GEOM_VINUM: subdisk swap.p1.s0 state change: down -> stale
GEOM_VINUM: subdisk root.p1.s0 state change: down -> stale
GEOM_VINUM: subdisk var.p1.s0 state change: down -> stale
GEOM_VINUM: subdisk usr.p1.s0 state change: down -> stale
That’s what welcomed me during bootup. Not too bad I hear you say? Well, that’s all I saw after that – it didn’t boot any further. I tried various things such as unloading the geom_vinum module, booting single user, booting the other disk, pulling one disk, but nothing worked.

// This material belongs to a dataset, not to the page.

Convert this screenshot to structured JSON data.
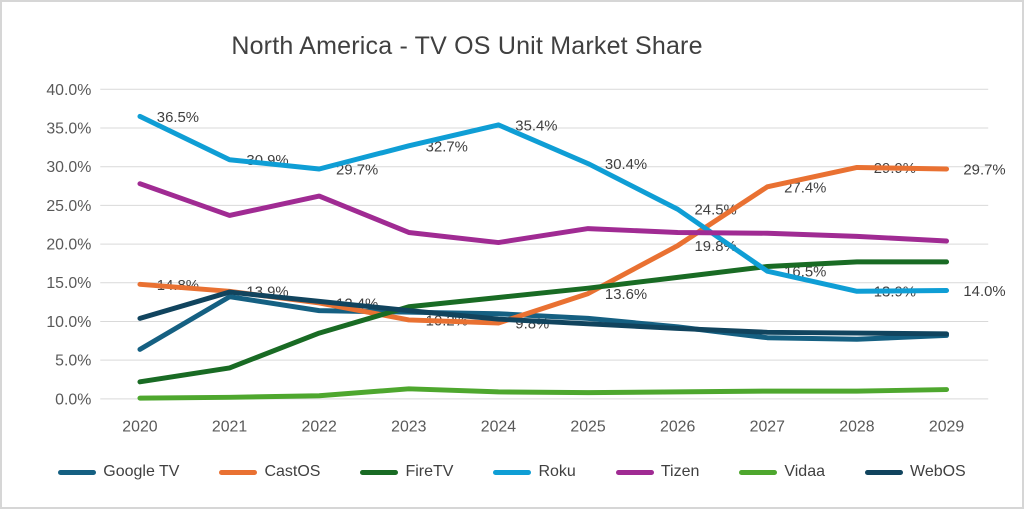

In desperation I booted an older kernel. It worked! Well, when I say worked, I mean it booted past this point and asked me for a root partition – but at least I could work with that. It wasn’t immediately obvious why it had worked; my theory is that it wasn’t the fact it was an older kernel, but that it was a different kernel version to the modules on the disk, making it refuse to load the geom_vinum module.
So after getting things running again I decided to update to 6.1. I figured help would be more limited when running 5.5, and I could see changes had gone in to gvinum in 6.1. After a few hours this was done, but the result was the same; I booted to single user, typed “gvinum start”, and got the same message. Oddly this time the machine wasn’t entirely dead – I could still reboot it. But maybe this was because I’d launched it manually.

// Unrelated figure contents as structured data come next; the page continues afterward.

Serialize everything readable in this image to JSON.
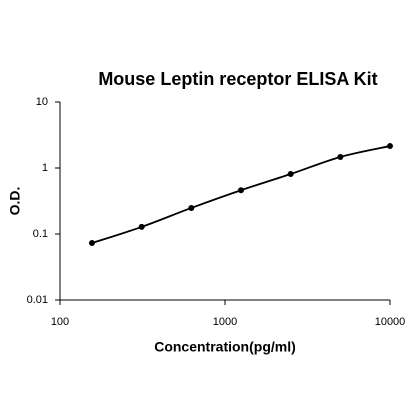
{
  "chart_data": {
    "type": "line",
    "title": "Mouse Leptin receptor ELISA Kit",
    "x_label": "Concentration(pg/ml)",
    "y_label": "O.D.",
    "x": [
      156.25,
      312.5,
      625,
      1250,
      2500,
      5000,
      10000
    ],
    "series": [
      {
        "color": "#000000",
        "values": [
          0.073,
          0.128,
          0.248,
          0.46,
          0.81,
          1.47,
          2.15
        ]
      }
    ],
    "xlim": [
      100,
      10000
    ],
    "xticks": [
      100,
      1000,
      10000
    ],
    "ylim": [
      0.01,
      10
    ],
    "yticks": [
      0.01,
      0.1,
      1,
      10
    ],
    "x_log": true,
    "y_log": true,
    "markers": true
  }
}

Regardless of the cause of the problem I’m now stuck. I’ve got everything running off one disk fine, but I can’t get the RAID going. The only possibility I can see is redoing the RAID configuration, but to do this I’ll need to blast the existing config off the disks, and I’m nervous about that.
The other option I’m considering is replacing the machine and starting again (it’s getting old now anyway). Maybe this time I’ll go for a hardware RAID solution, though 🙂
I have to be honest. Were I to need a server machine, I would probably run Solaris on it, if only because I know that Disksuite (or whatever its called now) works and works well. Other things in Solaris my be a pain in the bum, but at least it does RAID very well indeed.